Bioinformatics Project from Scratch - Drug Discovery Part 5 (Compare Models)

**Part 1: Calculating Lapinski Descriptors**

In this part of the episode, we're going to discuss how you can calculate Lapinski descriptors used for evaluating the likelihood of being a drug-like molecule. These descriptors are an essential tool in chemoinformatics and provide valuable insights into the properties of molecules. To begin with, it's essential to understand what Lapinski descriptors are and how they were developed. The Lapinski descriptors were introduced by Zbigniew Lapinski, a Polish-American biochemist who worked at the University of Illinois at Urbana-Champaign.

The Lapinski descriptors are based on the concept of "descriptors" in chemoinformatics, which refer to numerical values that can be calculated from molecular structures. These descriptors are used to describe the properties of molecules and can be used to predict their potential biological activity. The Lapinski descriptors were developed using a combination of machine learning algorithms and chemical intuition.
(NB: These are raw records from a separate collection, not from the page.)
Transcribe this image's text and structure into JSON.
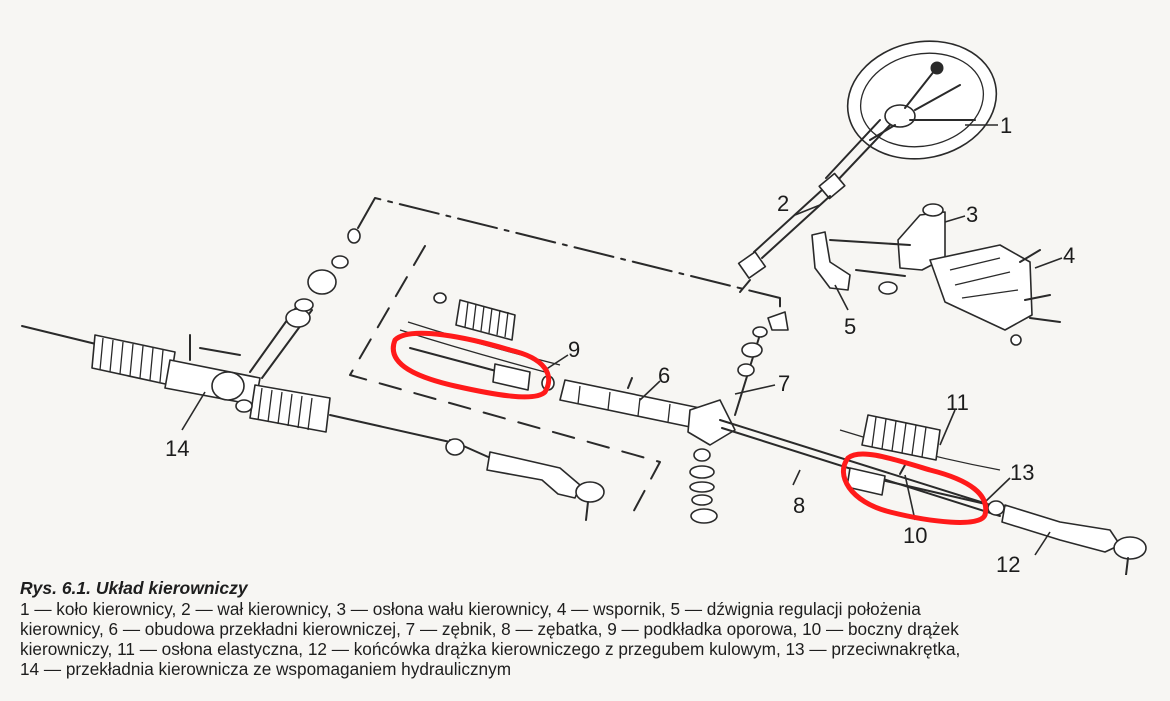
{
  "diagram": {
    "labels": [
      "1",
      "2",
      "3",
      "4",
      "5",
      "6",
      "7",
      "8",
      "9",
      "10",
      "11",
      "12",
      "13",
      "14"
    ],
    "highlight_color": "#ff1a1a"
  },
  "caption": {
    "title": "Rys. 6.1. Układ kierowniczy",
    "lines": [
      "1 — koło kierownicy, 2 — wał kierownicy, 3 — osłona wału kierownicy, 4 — wspornik, 5 — dźwignia regulacji położenia",
      "kierownicy, 6 — obudowa przekładni kierowniczej, 7 — zębnik, 8 — zębatka, 9 — podkładka oporowa, 10 — boczny drążek",
      "kierowniczy, 11 — osłona elastyczna, 12 — końcówka drążka kierowniczego z przegubem kulowym, 13 — przeciwnakrętka,",
      "14 — przekładnia kierownicza ze wspomaganiem hydraulicznym"
    ]
  }
}
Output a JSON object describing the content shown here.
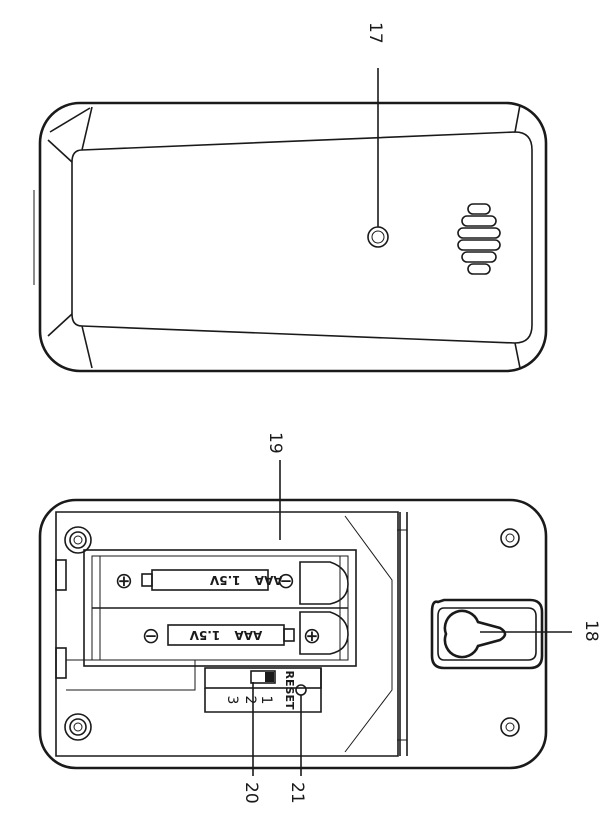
{
  "callouts": {
    "front_speaker_hole": "17",
    "wall_mount_hole": "18",
    "battery_compartment": "19",
    "channel_switch": "20",
    "reset_button": "21"
  },
  "battery": {
    "type": "AAA",
    "voltage": "1.5V",
    "plus": "⊕",
    "minus": "⊖"
  },
  "switch_positions": [
    "1",
    "2",
    "3"
  ],
  "reset_label": "RESET"
}
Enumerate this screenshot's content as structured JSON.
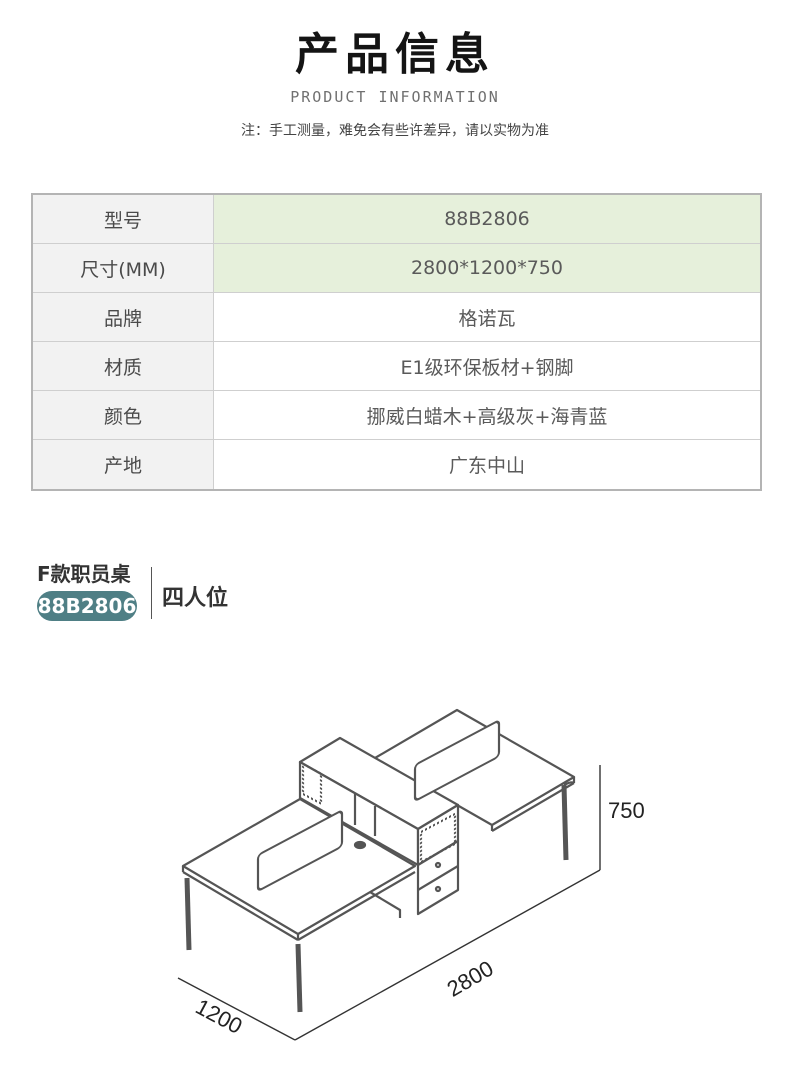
{
  "header": {
    "title": "产品信息",
    "subtitle": "PRODUCT INFORMATION",
    "note": "注：手工测量，难免会有些许差异，请以实物为准"
  },
  "specs": [
    {
      "label": "型号",
      "value": "88B2806"
    },
    {
      "label": "尺寸(MM)",
      "value": "2800*1200*750"
    },
    {
      "label": "品牌",
      "value": "格诺瓦"
    },
    {
      "label": "材质",
      "value": "E1级环保板材+钢脚"
    },
    {
      "label": "颜色",
      "value": "挪威白蜡木+高级灰+海青蓝"
    },
    {
      "label": "产地",
      "value": "广东中山"
    }
  ],
  "model": {
    "name": "F款职员桌",
    "code": "88B2806",
    "seats": "四人位"
  },
  "dimensions": {
    "height": "750",
    "length": "2800",
    "width": "1200"
  },
  "colors": {
    "badge": "#4f7f85",
    "highlight_row": "#e6f0db",
    "label_cell": "#f2f2f2"
  }
}
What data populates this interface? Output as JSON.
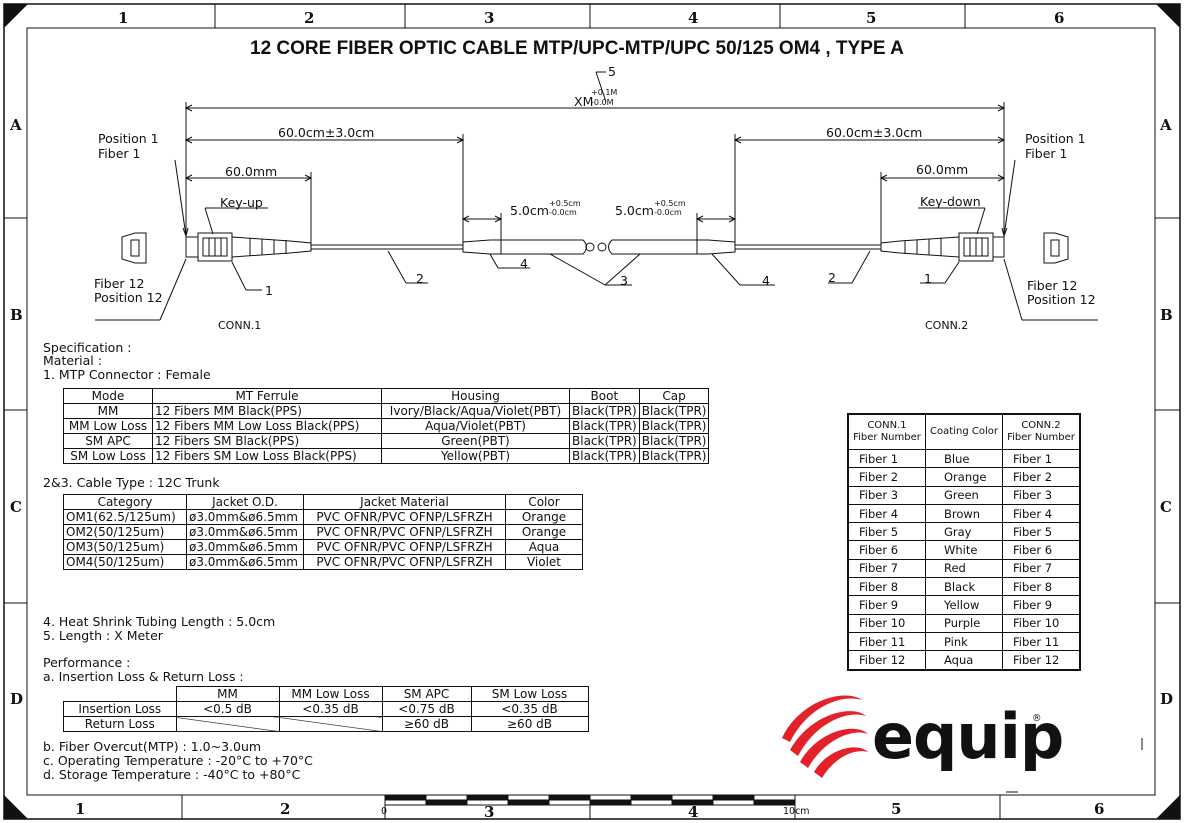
{
  "title": "12 CORE FIBER OPTIC CABLE MTP/UPC-MTP/UPC 50/125  OM4 , TYPE A",
  "frame": {
    "cols_top": [
      "1",
      "2",
      "3",
      "4",
      "5",
      "6"
    ],
    "cols_bottom": [
      "1",
      "2",
      "3",
      "4",
      "5",
      "6"
    ],
    "rows": [
      "A",
      "B",
      "C",
      "D"
    ],
    "scale": {
      "start": "0",
      "end": "10cm"
    }
  },
  "drawing": {
    "length_main": "XM",
    "length_tol_plus": "+0.1M",
    "length_tol_minus": "-0.0M",
    "length_callout": "5",
    "left": {
      "position_top": "Position  1",
      "fiber_top": "Fiber  1",
      "dim_cable": "60.0cm±3.0cm",
      "dim_boot": "60.0mm",
      "key": "Key-up",
      "fiber_bottom": "Fiber  12",
      "position_bottom": "Position  12",
      "conn": "CONN.1",
      "callout_conn": "1",
      "callout_cable": "2"
    },
    "right": {
      "position_top": "Position  1",
      "fiber_top": "Fiber  1",
      "dim_cable": "60.0cm±3.0cm",
      "dim_boot": "60.0mm",
      "key": "Key-down",
      "fiber_bottom": "Fiber  12",
      "position_bottom": "Position  12",
      "conn": "CONN.2",
      "callout_conn": "1",
      "callout_cable": "2"
    },
    "heat_shrink": {
      "main": "5.0cm",
      "plus": "+0.5cm",
      "minus": "-0.0cm"
    },
    "callout_trunk": "3",
    "callout_shrink": "4"
  },
  "spec": {
    "heading": "Specification :",
    "material": "Material :",
    "item1": "1. MTP  Connector : Female",
    "item23": "2&3. Cable Type : 12C Trunk",
    "item4": "4. Heat Shrink Tubing Length : 5.0cm",
    "item5": "5. Length : X Meter",
    "performance": "Performance :",
    "item_a": "a. Insertion Loss & Return Loss :",
    "item_b": "b. Fiber Overcut(MTP) : 1.0~3.0um",
    "item_c": "c. Operating Temperature : -20°C  to  +70°C",
    "item_d": "d. Storage Temperature : -40°C  to  +80°C"
  },
  "mtp_table": {
    "headers": [
      "Mode",
      "MT Ferrule",
      "Housing",
      "Boot",
      "Cap"
    ],
    "rows": [
      [
        "MM",
        "12 Fibers MM Black(PPS)",
        "Ivory/Black/Aqua/Violet(PBT)",
        "Black(TPR)",
        "Black(TPR)"
      ],
      [
        "MM Low Loss",
        "12 Fibers MM Low Loss Black(PPS)",
        "Aqua/Violet(PBT)",
        "Black(TPR)",
        "Black(TPR)"
      ],
      [
        "SM APC",
        "12 Fibers SM Black(PPS)",
        "Green(PBT)",
        "Black(TPR)",
        "Black(TPR)"
      ],
      [
        "SM Low Loss",
        "12 Fibers SM Low Loss Black(PPS)",
        "Yellow(PBT)",
        "Black(TPR)",
        "Black(TPR)"
      ]
    ]
  },
  "cable_table": {
    "headers": [
      "Category",
      "Jacket O.D.",
      "Jacket Material",
      "Color"
    ],
    "rows": [
      [
        "OM1(62.5/125um)",
        "ø3.0mm&ø6.5mm",
        "PVC OFNR/PVC OFNP/LSFRZH",
        "Orange"
      ],
      [
        "OM2(50/125um)",
        "ø3.0mm&ø6.5mm",
        "PVC OFNR/PVC OFNP/LSFRZH",
        "Orange"
      ],
      [
        "OM3(50/125um)",
        "ø3.0mm&ø6.5mm",
        "PVC OFNR/PVC OFNP/LSFRZH",
        "Aqua"
      ],
      [
        "OM4(50/125um)",
        "ø3.0mm&ø6.5mm",
        "PVC OFNR/PVC OFNP/LSFRZH",
        "Violet"
      ]
    ]
  },
  "loss_table": {
    "headers": [
      "MM",
      "MM Low Loss",
      "SM APC",
      "SM Low Loss"
    ],
    "rows": [
      {
        "label": "Insertion Loss",
        "values": [
          "<0.5 dB",
          "<0.35 dB",
          "<0.75 dB",
          "<0.35 dB"
        ]
      },
      {
        "label": "Return Loss",
        "values": [
          "",
          "",
          "≥60 dB",
          "≥60 dB"
        ]
      }
    ]
  },
  "fiber_table": {
    "headers": {
      "conn1_a": "CONN.1",
      "conn1_b": "Fiber Number",
      "color": "Coating Color",
      "conn2_a": "CONN.2",
      "conn2_b": "Fiber Number"
    },
    "rows": [
      [
        "Fiber 1",
        "Blue",
        "Fiber 1"
      ],
      [
        "Fiber 2",
        "Orange",
        "Fiber 2"
      ],
      [
        "Fiber 3",
        "Green",
        "Fiber 3"
      ],
      [
        "Fiber 4",
        "Brown",
        "Fiber 4"
      ],
      [
        "Fiber 5",
        "Gray",
        "Fiber 5"
      ],
      [
        "Fiber 6",
        "White",
        "Fiber 6"
      ],
      [
        "Fiber 7",
        "Red",
        "Fiber 7"
      ],
      [
        "Fiber 8",
        "Black",
        "Fiber 8"
      ],
      [
        "Fiber 9",
        "Yellow",
        "Fiber 9"
      ],
      [
        "Fiber 10",
        "Purple",
        "Fiber 10"
      ],
      [
        "Fiber 11",
        "Pink",
        "Fiber 11"
      ],
      [
        "Fiber 12",
        "Aqua",
        "Fiber 12"
      ]
    ]
  },
  "brand": {
    "name": "equip",
    "reg": "®",
    "color": "#e32128"
  }
}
To calculate the Lapinski descriptors, we need access to a dataset of compounds with known biological activities. This dataset is typically provided by researchers in the field of chemoinformatics. Once you have this dataset, you can use software packages such as Paddle to calculate the Lapinski descriptors. Paddle is a popular open-source software package for calculating molecular descriptors.

After obtaining the Lapinski descriptors, we can perform some basic exploratory data analysis (EDA) on these descriptors. EDA involves visualizing and summarizing the distribution of the descriptors in order to gain insights into their properties and behavior. This can be done using simple box plots and scatter plots.

**Part 2: Exploratory Data Analysis**

In this part of the episode, we're going to discuss how you can perform exploratory data analysis (EDA) on the Lapinski descriptors. EDA is an essential step in chemoinformatics, as it allows us to understand the properties and behavior of molecular descriptors.

To begin with, we need to visualize the distribution of the Lapinski descriptors using box plots and scatter plots. These visualizations can help us identify patterns and trends in the data that might not be immediately apparent from a summary of the mean and standard deviation values.

Box plots are particularly useful for visualizing the distribution of multiple variables, as they provide a sense of central tendency and variability. By plotting the box plots side by side, we can compare the distributions of different Lapinski descriptors to identify similarities and differences between them.

Scatter plots, on the other hand, are used to visualize the relationship between two variables at a time. These plots can help us understand how changes in one variable affect another variable. For example, we might plot the Lapinski descriptor "hydrophobicity" against the molecular weight of the compound.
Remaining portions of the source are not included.